The decision of the Metropolitan Opera to continue with its plan to produce “The Death of Klinghoffer” but to cancel its simulcast to theaters around the world has pleased no one.
Critics of “Death,” which rationalizes the cold-blooded murder of Leon Klinghoffer, an elderly Jew in a wheelchair, by Palestinian terrorists are rightly outraged that one of the world’s premiere arts organizations will still be performing the opera.
Defenders of “Death” (and critics of Israel) are dismayed that General Manager Peter Gelb succumbed to pleas from the Klinghoffer family and the Anti-Defamation League to move it off the Met’s prestigious broadcast schedule.
Predictably, one voice that falls into the latter category spoke up to express dismay at the unsatisfactory compromise: The New York Times editorial page. It termed Gelb’s move “lamentable” and not only dismissed the ADL’s fears about the opera helping promote anti-Semitism, particularly in Europe, but defended the piece as a fair-minded and evenhanded approach to a divisive issue.
While anything that smacks of censorship is bound to raise hackles among the elites in America’s arts capital, the paper’s decision to not only trash the opera’s critics as uninformed but to speak up for John Adams’s opera speaks volumes about its animus for Israel and soft approach to terrorism directed at Jews.
The Times is right to assert that one of the purposes of art is to challenge its audience. Many great works of art, including many operas, have their origins in issues that were, in their day, deeply controversial but were eventually transcended by the value of the piece. What we are discussing here, however, is not so much a question of art versus politics but the decision on the part of the artist to view atrocities as simply a matter of opinion.
The Times is also right that, to some extent, “The Death of Klinghoffer” is even-handed about the conflict between Israel and the Palestinians. The Jews, and specifically the Klinghoffers are allowed to denounce their captors as cowardly terrorists and murders. But the balance is tilted in favor of the alleged grievances of the Palestinians, which are not only exaggerated and taken out of context but put forward in the most prejudicial manner possible and backed by some of the most inspired and powerful music in the opera. You don’t need to read the program or do much research to see where the composer’s sympathies lie.
Moreover, the entire premise of the opera – that even the most atrocious and callous act of murder may be rooted in the grievances of the perpetrators –frames the issues in a manner in which Israel’s existence is treated as the real crime. While it is possible to debate the rights and wrongs of the complex Middle East conflict, surely the morality of terrorism and the murder of a helpless old man are not debatable.
Such a crime does not cry out for an even-handed analysis of the two sides, but Adams’s choice of Klinghoffer’s murder as the focus of his art places his opera in a context that is not merely controversial but fundamentally amoral.
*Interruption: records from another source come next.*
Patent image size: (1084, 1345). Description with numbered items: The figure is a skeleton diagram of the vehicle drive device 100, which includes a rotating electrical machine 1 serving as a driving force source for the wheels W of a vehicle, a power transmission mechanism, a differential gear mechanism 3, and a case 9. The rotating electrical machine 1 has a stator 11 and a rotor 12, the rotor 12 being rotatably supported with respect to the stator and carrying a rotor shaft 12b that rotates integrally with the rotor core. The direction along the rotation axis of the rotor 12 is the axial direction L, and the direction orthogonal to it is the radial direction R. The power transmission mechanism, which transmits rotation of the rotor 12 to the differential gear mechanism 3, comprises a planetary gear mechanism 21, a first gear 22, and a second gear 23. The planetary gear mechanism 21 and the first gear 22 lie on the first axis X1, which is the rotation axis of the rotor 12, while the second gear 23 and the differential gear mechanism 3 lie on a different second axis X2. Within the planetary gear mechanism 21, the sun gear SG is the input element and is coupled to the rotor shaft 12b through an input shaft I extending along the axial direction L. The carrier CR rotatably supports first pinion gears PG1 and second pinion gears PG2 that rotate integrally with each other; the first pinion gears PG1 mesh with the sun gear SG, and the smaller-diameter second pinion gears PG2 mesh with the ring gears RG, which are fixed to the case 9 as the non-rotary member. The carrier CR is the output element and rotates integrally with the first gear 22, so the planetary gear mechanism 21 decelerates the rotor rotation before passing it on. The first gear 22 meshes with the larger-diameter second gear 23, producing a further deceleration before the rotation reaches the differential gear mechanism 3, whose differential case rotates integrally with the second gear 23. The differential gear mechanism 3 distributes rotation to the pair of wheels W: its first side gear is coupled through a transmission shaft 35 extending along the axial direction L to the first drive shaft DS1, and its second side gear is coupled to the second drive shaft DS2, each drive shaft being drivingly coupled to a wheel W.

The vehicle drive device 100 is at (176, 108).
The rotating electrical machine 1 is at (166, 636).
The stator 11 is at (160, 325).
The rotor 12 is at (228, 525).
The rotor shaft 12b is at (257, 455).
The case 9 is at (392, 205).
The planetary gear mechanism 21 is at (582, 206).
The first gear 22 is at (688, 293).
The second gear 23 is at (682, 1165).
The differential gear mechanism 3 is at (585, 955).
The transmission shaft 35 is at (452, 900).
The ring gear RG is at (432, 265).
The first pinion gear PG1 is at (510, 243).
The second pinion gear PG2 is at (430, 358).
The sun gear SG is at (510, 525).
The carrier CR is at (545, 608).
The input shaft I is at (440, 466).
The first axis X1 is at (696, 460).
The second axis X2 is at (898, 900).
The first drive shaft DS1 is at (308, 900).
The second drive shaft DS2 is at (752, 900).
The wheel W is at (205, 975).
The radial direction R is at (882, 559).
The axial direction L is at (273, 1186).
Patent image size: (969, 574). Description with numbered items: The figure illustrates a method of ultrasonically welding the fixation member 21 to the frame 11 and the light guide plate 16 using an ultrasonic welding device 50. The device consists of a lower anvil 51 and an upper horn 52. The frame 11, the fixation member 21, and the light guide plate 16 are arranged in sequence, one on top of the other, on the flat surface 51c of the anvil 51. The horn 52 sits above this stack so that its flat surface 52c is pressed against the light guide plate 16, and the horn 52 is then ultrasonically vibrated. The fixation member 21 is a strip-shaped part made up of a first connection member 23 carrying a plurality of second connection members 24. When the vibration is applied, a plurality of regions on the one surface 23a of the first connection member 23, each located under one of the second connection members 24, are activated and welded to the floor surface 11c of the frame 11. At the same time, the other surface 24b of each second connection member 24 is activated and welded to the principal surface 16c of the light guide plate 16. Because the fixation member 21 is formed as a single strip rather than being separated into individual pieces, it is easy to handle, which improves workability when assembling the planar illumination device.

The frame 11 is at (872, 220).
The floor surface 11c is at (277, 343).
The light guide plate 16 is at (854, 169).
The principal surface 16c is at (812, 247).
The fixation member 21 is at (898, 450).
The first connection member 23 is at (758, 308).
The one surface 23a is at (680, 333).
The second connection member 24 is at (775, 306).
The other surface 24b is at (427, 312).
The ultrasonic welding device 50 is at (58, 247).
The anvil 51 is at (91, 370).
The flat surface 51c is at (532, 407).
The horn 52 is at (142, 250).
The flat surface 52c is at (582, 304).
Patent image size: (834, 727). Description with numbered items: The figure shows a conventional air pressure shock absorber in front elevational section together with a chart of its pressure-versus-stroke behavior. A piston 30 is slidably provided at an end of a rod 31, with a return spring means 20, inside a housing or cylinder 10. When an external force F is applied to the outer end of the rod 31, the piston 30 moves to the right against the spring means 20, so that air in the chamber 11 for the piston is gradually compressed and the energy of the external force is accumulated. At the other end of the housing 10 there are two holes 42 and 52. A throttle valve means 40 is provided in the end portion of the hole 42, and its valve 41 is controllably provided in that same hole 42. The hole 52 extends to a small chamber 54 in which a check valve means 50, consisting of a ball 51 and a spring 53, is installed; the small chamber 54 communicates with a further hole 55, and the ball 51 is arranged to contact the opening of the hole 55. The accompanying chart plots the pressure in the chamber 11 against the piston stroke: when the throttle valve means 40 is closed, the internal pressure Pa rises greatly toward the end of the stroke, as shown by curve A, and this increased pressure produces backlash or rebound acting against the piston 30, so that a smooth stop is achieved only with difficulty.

New Yorkers who view this fuss from the perspective of the Times may think those who are complaining about the opera are merely narrow-minded censors. But they need to ask themselves whether they would stomach the Met’s production of an opera about 9/11 in which the positions of the hijackers and their thousands of victims were treated as two moral equivalent sides of the same question. Would the same arts world that lionizes John Adams and proclaims “Death” a “masterpiece” be equally willing to stand up for an opera or play that justified the actions of the Ku Klux Klan or other racists who committed acts of violence against African-Americans?